Programmable Synthetic Gene Circuit As a Potential Therapeutic Intervention for Liver Cancer
Mammalian Synthetic Biology Workshop
2018
Fifth International Mammalian Synthetic Biology Workshop
General Submissions
Viral Vectors and Gene Therapy
Saturday, May 5, 2018 - 5:15pm to 5:30pm
Oncolytic viruses are genetically engineered or naturally occurring viruses that selectively replicate in cancer cells without damaging the normal cells. The replication of oncolytic virus can lysis cancer cells and trigger immune responses against cancer cells. However, it remains a great challenge to improve the specificity and efficacy of oncolytic virus in a predictable and programmable manner. Synthetic gene circuits are designed to implement desired cellular functions in living cells through sensing, integration and processing of molecular information. Here, we developed two types of sensory switches by using synthetic TALE repressors and deactivated Cas9 (dCas9) repressors, which can response to cancer specific microRNAs.

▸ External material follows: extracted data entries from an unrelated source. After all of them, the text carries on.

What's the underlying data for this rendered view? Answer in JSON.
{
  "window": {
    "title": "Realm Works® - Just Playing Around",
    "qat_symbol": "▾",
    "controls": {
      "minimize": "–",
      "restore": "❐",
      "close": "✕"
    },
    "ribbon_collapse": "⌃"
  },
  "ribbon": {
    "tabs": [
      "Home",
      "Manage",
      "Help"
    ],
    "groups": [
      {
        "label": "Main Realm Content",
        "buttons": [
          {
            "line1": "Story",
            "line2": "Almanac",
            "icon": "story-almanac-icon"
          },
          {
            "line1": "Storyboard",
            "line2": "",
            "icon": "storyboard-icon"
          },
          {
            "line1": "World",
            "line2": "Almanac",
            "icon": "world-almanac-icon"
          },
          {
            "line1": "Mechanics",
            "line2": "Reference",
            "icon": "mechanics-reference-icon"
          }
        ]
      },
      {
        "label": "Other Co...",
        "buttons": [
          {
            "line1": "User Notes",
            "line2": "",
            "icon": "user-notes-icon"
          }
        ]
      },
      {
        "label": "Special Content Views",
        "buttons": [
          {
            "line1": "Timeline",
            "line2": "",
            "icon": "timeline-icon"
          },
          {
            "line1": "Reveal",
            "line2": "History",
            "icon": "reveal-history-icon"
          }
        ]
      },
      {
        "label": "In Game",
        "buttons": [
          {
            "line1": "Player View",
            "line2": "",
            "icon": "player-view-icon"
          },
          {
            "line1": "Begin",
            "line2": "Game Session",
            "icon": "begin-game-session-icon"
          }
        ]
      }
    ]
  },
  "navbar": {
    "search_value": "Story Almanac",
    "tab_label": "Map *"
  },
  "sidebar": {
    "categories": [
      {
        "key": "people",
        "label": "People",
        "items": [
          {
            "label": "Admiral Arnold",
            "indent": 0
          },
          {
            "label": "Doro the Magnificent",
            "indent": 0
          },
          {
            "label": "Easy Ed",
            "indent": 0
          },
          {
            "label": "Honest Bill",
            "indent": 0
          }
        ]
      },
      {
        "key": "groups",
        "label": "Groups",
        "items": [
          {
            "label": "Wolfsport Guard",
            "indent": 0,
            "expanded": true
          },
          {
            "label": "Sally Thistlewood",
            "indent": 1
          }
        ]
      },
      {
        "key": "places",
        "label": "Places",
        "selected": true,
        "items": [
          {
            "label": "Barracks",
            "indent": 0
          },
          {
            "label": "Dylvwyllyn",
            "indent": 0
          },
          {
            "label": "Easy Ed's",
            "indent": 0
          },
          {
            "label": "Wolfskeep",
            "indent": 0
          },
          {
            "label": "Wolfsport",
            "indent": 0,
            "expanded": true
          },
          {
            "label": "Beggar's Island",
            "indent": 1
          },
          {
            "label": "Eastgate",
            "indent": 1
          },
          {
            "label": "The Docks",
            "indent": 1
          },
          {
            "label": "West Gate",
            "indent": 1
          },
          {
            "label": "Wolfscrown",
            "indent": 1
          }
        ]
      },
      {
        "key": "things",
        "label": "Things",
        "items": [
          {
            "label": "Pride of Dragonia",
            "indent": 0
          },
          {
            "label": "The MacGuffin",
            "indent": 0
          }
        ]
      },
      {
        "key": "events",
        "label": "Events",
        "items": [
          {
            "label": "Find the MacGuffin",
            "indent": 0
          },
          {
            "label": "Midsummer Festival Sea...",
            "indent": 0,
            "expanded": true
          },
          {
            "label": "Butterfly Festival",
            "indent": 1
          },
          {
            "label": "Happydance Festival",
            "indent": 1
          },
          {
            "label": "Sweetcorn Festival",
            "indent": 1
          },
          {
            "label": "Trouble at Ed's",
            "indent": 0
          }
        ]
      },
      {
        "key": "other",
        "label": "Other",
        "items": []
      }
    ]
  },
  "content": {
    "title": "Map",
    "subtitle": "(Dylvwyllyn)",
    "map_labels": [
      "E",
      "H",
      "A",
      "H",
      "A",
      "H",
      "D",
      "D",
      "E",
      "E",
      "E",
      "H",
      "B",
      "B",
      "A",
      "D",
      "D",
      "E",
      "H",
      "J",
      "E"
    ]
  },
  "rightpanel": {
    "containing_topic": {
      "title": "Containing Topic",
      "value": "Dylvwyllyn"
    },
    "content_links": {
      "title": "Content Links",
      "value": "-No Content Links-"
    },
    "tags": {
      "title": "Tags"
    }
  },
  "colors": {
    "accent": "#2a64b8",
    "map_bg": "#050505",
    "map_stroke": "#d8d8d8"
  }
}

We demonstrated that using the input-output transfer curves of genetic parts enables accurate prediction of the behavior of modularly assembled switch circuits. We also showed that TALER and dCas9 switches employing feedback regulation exhibit improved accuracy for microRNA-based cancer cell classification. In addition, we cloned the sensory switch circuit into an adenoviral vector to control the virus replication. We demonstrated that the engineered adenovirus can be used to specifically kill hepacellular carcinoma cells in vitro and in the mouse model. Our results provide a novel strategy to program and improve the specificity of oncolytic virus replication in target cancer cells, which may lead to innovative therapeutics for cancers.